Tamaulipas, in Mexico’s northeast, borders Texas along the Rio Grande Valley, with the Gulf of Mexico to the east. It includes the cities of Reynosa, Matamoros, Nuevo Laredo and Tampico. The manufacturing industry and service industries were the two largest sources of revenue for the state.
Torre Cantu was leading by a wide margin before the July 4 election. He had 61 percent support, compared with 30 percent for National Action Party candidate Jose Julian Sacramento, according to a June 12-16 poll by Mexico City-based Consulta Mitofsky that had a margin of error of one percentage point.
Torre Cantu, a surgeon, was a federal lawmaker in the lower house of Congress from 2003 until 2006, and had worked as a medical coordinator for state-owned oil company Petroleos Mexicanos.
Eugenio Hernandez, the current governor of Tamaulipas, said in an interview on Mexico City-based Radio Formula that the election should go forward. Electoral authorities will make the final decision on whether to hold the vote, he said.
“I express terrible indignation at this incident,” Sacramento said on Foro TV. “I demand that the state and federal authorities act with responsibility and give us an explanation.”
Sacramento said Tamaulipas should hold elections as scheduled.

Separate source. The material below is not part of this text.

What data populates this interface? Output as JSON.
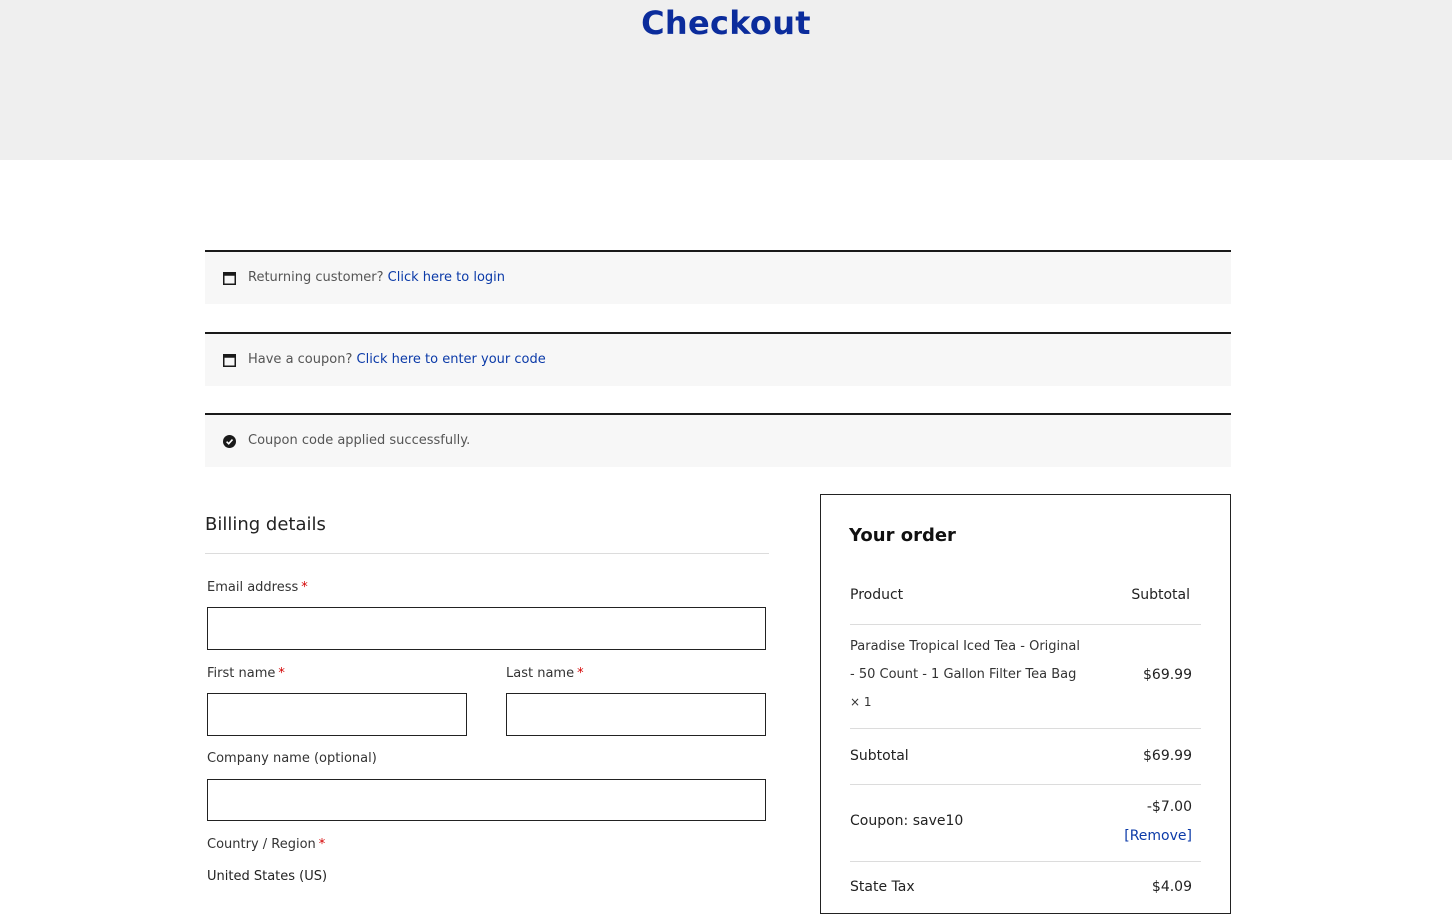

Even before today’s killing, the PAN couldn’t find anyone willing to operate polling stations in several cities in Tamaulipas because of fears about organized crime, Sacramento added.
Mexico has turned increasingly violent since Calderon came to office in December 2006 vowing to fight traffickers. More than 22,000 people have been killed in Mexico in violence related to organized crime since Calderon came to power, according to the U.S. State Department.
Mexico’s growth each year would be as much as 1.5 percentage points higher and the country would attract more foreign direct investment if there were less drug-related violence, said Gabriel Casillas, chief economist at JPMorgan Chase & Co. in Mexico City. The government estimates violence saps one percentage point from gross domestic product.
Gunmen killed Jose Mario Guajardo, candidate for mayor of the city of Valle Hermoso in Tamaulipas, last month.
Ciudad Juarez Mayor Jose Reyes Ferriz said in an interview last year that he had received at least four credible death threats. Reyes, the mayor of Mexico’s most violent city, has at least four bodyguards with him at all times. Juarez is located across the Rio Grande from El Paso, Texas.